The bill is projected to reach $273 million by the summer of 2024, officials were told Monday before they approved a tentative budget that included $38 million in legal and compliance spending for the racial profiling lawsuit during the coming fiscal year.

A decade ago, a federal judge concluded the Maricopa County Sheriff’s Office had profiled Latinos in Arpaio’s signature traffic patrols that targeted immigrants, leading to massive court-ordered overhauls of both the agency’s traffic operations and its internal affairs department.

Under Arpaio, who was voted out as sheriff in 2016, the internal affairs operation was heavily criticized for biased decision-making. It now suffers from a crushing backlog of more than 1,900 internal affairs investigations under Arpaio’s successor, Sheriff Paul Penzone.

The overwhelming majority of the spending goes toward hiring employees to help meet the court’s requirements and a separate staff who work on behalf of the court to monitor compliance by the sheriff's office with both overhauls.

The taxpayer spending is expected to continue until the Maricopa County sheriff’s office has fully complied with overhauling its traffic enforcement and internal affairs operations for three straight years. Although three of the agency’s four compliance scores are near or at 100%, the sheriff’s office hasn’t yet been deemed fully compliant.

Late last year, Penzone was found in civil contempt of court for noncompliance with the internal affairs overhaul.

Before Penzone was elected, Arpaio was found in both civil and criminal for disobeying a 2011 order to stop his immigration patrols. He was spared a possible jail sentence when his misdemeanor conviction was pardoned by then-President Donald Trump in 2017.

Raul Piña, who serves on a community advisory board set up to help improve trust in the sheriff’s office, said the agency has made improvements since the court started supervising it.

“But the big pillar -– racial profiling -– that continues,” Piña said. “Until you wrap your arms around the big issues, compliance and the monitoring does not go away. And you still have the costs. If there is not a moral imperative to fix it, there is financial imperative to get us out of this bottomless pit.”

Attorneys who pressed the case against the sheriff’s office have criticized the agency for traffic-stop studies since the profiling verdict showing deputies often treat drivers who are Hispanic and Black differently than other drivers, though the reports stopped short of saying Latinos were still being profiled.

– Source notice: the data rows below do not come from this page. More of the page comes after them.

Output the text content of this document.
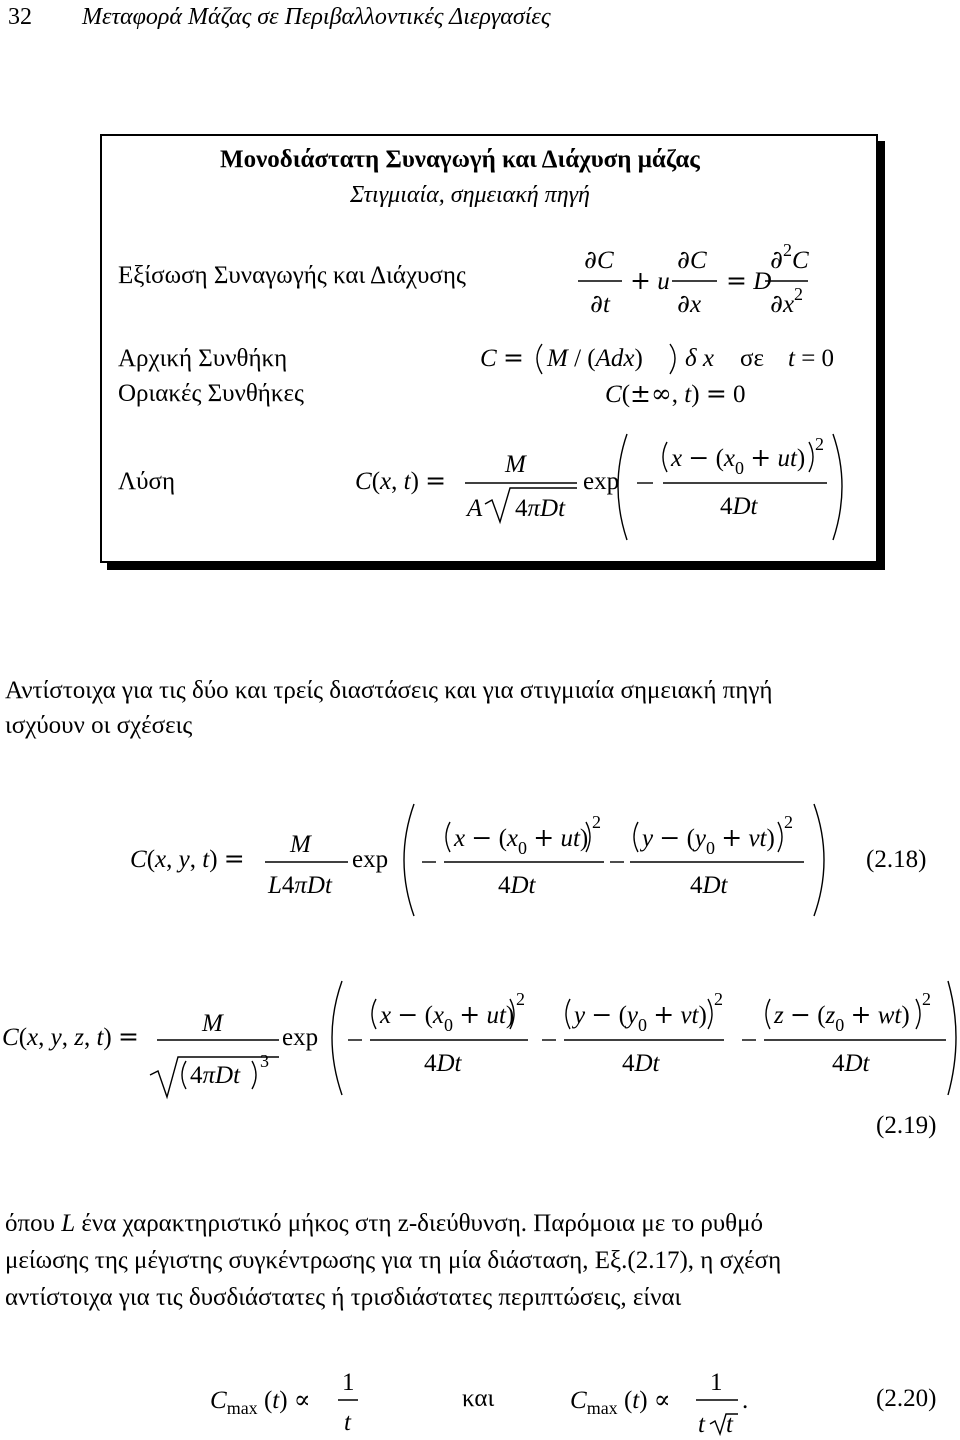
32 Μεταφορά Μάζας σε Περιβαλλοντικές Διεργασίες
Μονοδιάστατη Συναγωγή και Διάχυση μάζας
Στιγμιαία, σημειακή πηγή
Εξίσωση Συναγωγής και Διάχυσης
Αρχική Συνθήκη
Οριακές Συνθήκες
Λύση
∂C
∂t
+ u
∂C
∂x
= D
∂$^2$C
$\partial x^2$
C = M / (Adx) δ x σε t = 0
C(±∞, t) = 0
C(x, t) =
M
A 4πDt
exp
$x - (x_0 + ut)$
2
4Dt
Αντίστοιχα για τις δύο και τρείς διαστάσεις και για στιγμιαία σημειακή πηγή
ισχύουν οι σχέσεις
C(x, y, t) = M
L4πDt
exp
$x - (x_0 + ut)$
2
4Dt
$y - (y_0 + vt)$
2
4Dt
(2.18)
C(x, y, z, t) =	M
4πDt
3
exp
$x - (x_0 + ut)$
2
4Dt
$y - (y_0 + vt)$
2
4Dt
$z - (z_0 + wt)$
2
4Dt
(2.19)
όπου L ένα χαρακτηριστικό μήκος στη z-διεύθυνση. Παρόμοια με το ρυθμό
μείωσης της μέγιστης συγκέντρωσης για τη μία διάσταση, Εξ.(2.17), η σχέση
αντίστοιχα για τις δυσδιάστατες ή τρισδιάστατες περιπτώσεις, είναι
$C_{max}$ (t) ∝
1
t
και	$C_{max}$ (t) ∝
1
t t
.	(2.20)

In a statement, Penzone’s office said it can’t say when it will reach full compliance, but noted compliance scores have improved under his leadership.

“These costs continue to increase as salaries, benefits and contracts increase over time due to inflation,” the agency said. “Even as we become compliant, many of these costs will remain as removing them could jeopardize future compliance.”

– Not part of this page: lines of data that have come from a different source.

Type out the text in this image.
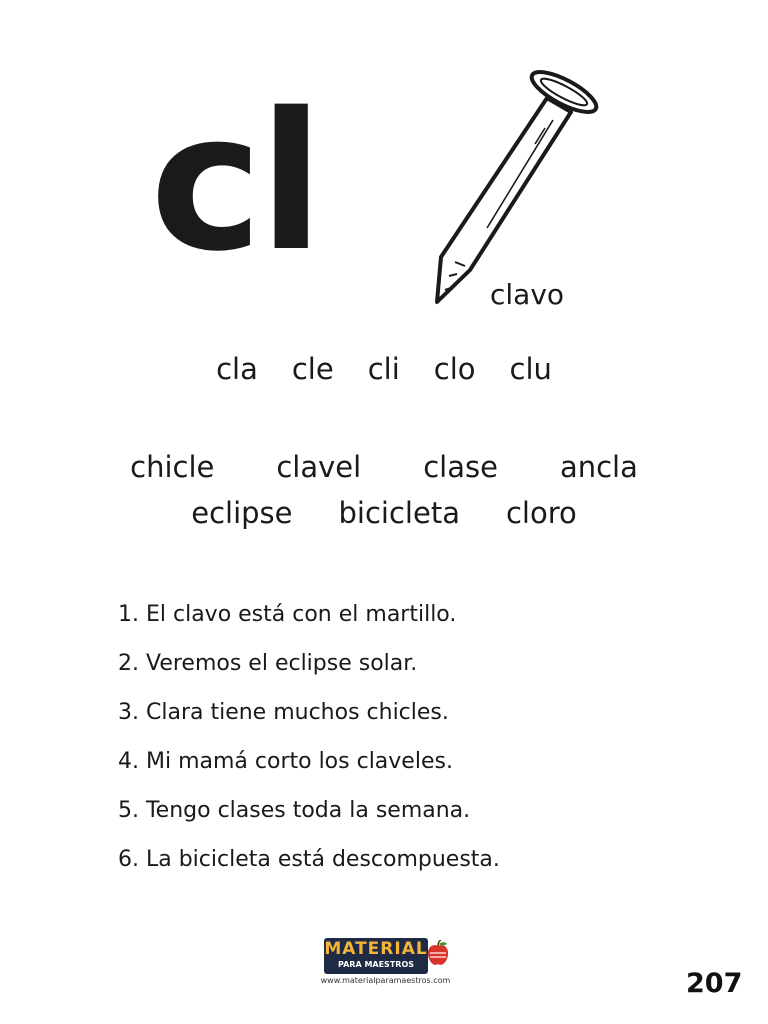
cl
clavo
cla cle cli clo clu
chicle clavel clase ancla
eclipse bicicleta cloro
1. El clavo está con el martillo.
2. Veremos el eclipse solar.
3. Clara tiene muchos chicles.
4. Mi mamá corto los claveles.
5. Tengo clases toda la semana.
6. La bicicleta está descompuesta.
MATERIAL
PARA MAESTROS
www.materialparamaestros.com	207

As he has in the past, Arpaio – who famously broke the longtime local police tradition of staying out of immigration enforcement – blamed Penzone for the costs.

“Am I sorry for what I did — doing my job enforcing the illegal immigration laws?” Arpaio said. “No.”

Arpaio’s immigration patrols, known as “sweeps,” involved large numbers of sheriff’s deputies converging on an area of metro Phoenix — including some Latino neighborhoods — over the course of several days to stop traffic violators and arrest other offenders.

Arpaio led 20 of the large-scale patrols from January 2008 through October 2011. Under Arpaio’s leadership, the agency continued doing immigration enforcement in smaller, more routine traffic patrols until spring 2013, leading to his criminal conviction.

Lydia Guzman, a Latino civil rights advocate and longtime Arpaio critic, said it isn’t fair to blame Penzone for the agency’s deep problems.

“I think that, at the end of the day, what caused all this was Joe. We would have never been in this bind. Maricopa County could have been flourishing with all sorts of wonderful (government) programs if the Melendres case did not exist,” Guzman said, referring to the profiling case by its proper name. “I blame Joe.”